Website down - EFS credits
- mooneya9
- Mar 1, 2024
- 2 min read
Updated: Jun 12
Amazon EFS is a network file system frequently used in web server environments where multiple instances need access to shared storage. In many deployments, EFS is configured with the default burst performance mode. This mode allows throughput to temporarily exceed the baseline, drawing from a pool of burst credits that accumulate when usage remains below the baseline threshold. The baseline itself is determined by the total amount of data stored - the more data stored, the higher the sustained throughput.
A critical characteristic of this design is that when an EFS volume is first created, AWS grants a large pool of initial burst credits. This can be misleading, as systems may appear to perform well for months, only to experience a sudden and severe performance drop when the burst credits are exhausted. Once the credit balance reaches zero, the system reverts to baseline performance, which may be insufficient for production workloads - especially if the volume contains only a small amount of data.

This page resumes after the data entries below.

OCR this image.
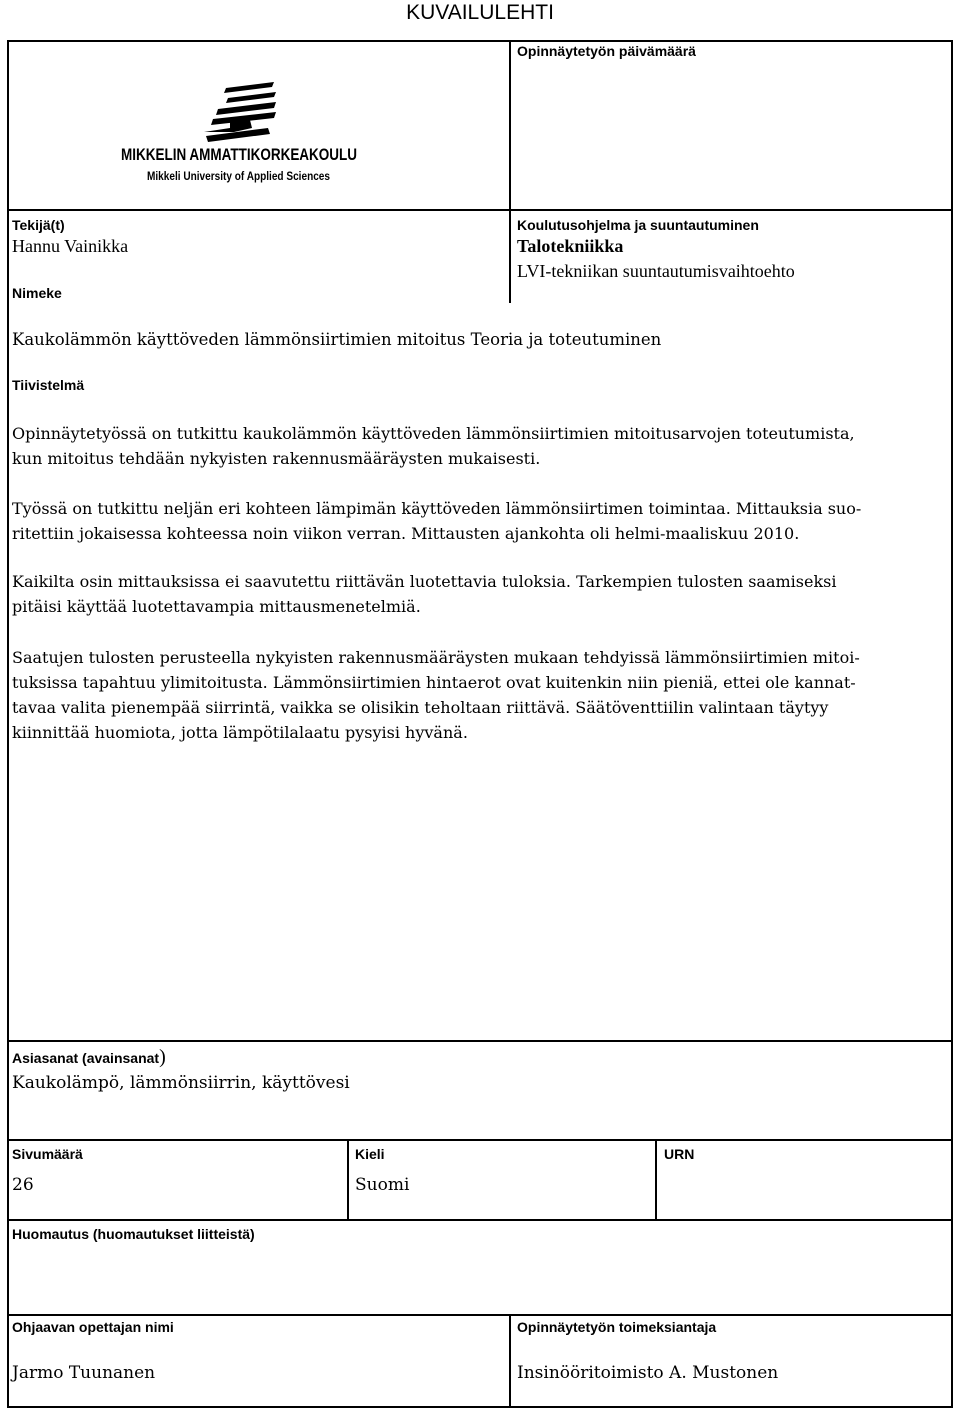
KUVAILULEHTI
Opinnäytetyön päivämäärä
MIKKELIN AMMATTIKORKEAKOULU
Mikkeli University of Applied Sciences
Tekijä(t)
Hannu Vainikka
Koulutusohjelma ja suuntautuminen
Talotekniikka
LVI-tekniikan suuntautumisvaihtoehto
Nimeke
Kaukolämmön käyttöveden lämmönsiirtimien mitoitus Teoria ja toteutuminen
Tiivistelmä
Opinnäytetyössä on tutkittu kaukolämmön käyttöveden lämmönsiirtimien mitoitusarvojen toteutumista,
kun mitoitus tehdään nykyisten rakennusmääräysten mukaisesti.
Työssä on tutkittu neljän eri kohteen lämpimän käyttöveden lämmönsiirtimen toimintaa. Mittauksia suo-
ritettiin jokaisessa kohteessa noin viikon verran. Mittausten ajankohta oli helmi-maaliskuu 2010.
Kaikilta osin mittauksissa ei saavutettu riittävän luotettavia tuloksia. Tarkempien tulosten saamiseksi
pitäisi käyttää luotettavampia mittausmenetelmiä.
Saatujen tulosten perusteella nykyisten rakennusmääräysten mukaan tehdyissä lämmönsiirtimien mitoi-
tuksissa tapahtuu ylimitoitusta. Lämmönsiirtimien hintaerot ovat kuitenkin niin pieniä, ettei ole kannat-
tavaa valita pienempää siirrintä, vaikka se olisikin teholtaan riittävä. Säätöventtiilin valintaan täytyy
kiinnittää huomiota, jotta lämpötilalaatu pysyisi hyvänä.
Asiasanat (avainsanat)
Kaukolämpö, lämmönsiirrin, käyttövesi
Sivumäärä
26
Kieli
Suomi
URN
Huomautus (huomautukset liitteistä)
Ohjaavan opettajan nimi
Jarmo Tuunanen
Opinnäytetyön toimeksiantaja
Insinööritoimisto A. Mustonen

In this case, a client reported that their web application had become extremely slow. Suspecting a denial-of-service attack, they sought assistance to investigate the cause. We began by systematically testing each component in the stack: Apache, PHP-FPM, the database, and the EFS mount. All services except EFS responded normally.
Focus then shifted to the EFS metrics available in Amazon CloudWatch. These confirmed the root cause: the burst credit balance had dropped to zero after approximately six months of normal usage. Because the amount of data stored on the EFS volume was relatively small, the baseline throughput was also very low - measured in the hundreds of kilobytes per second. This was insufficient to support the needs of the web application.
To resolve the issue, the EFS performance mode was switched from "bursting" to "elastic." This change provided the necessary throughput without relying on burst credits, ensuring consistent performance regardless of storage size.
The problem was resolved quickly, and the client was relieved to learn that it had not been caused by a security incident. The case demonstrated the importance of understanding EFS performance modes and the hidden risks associated with relying solely on burst credits for sustained workloads.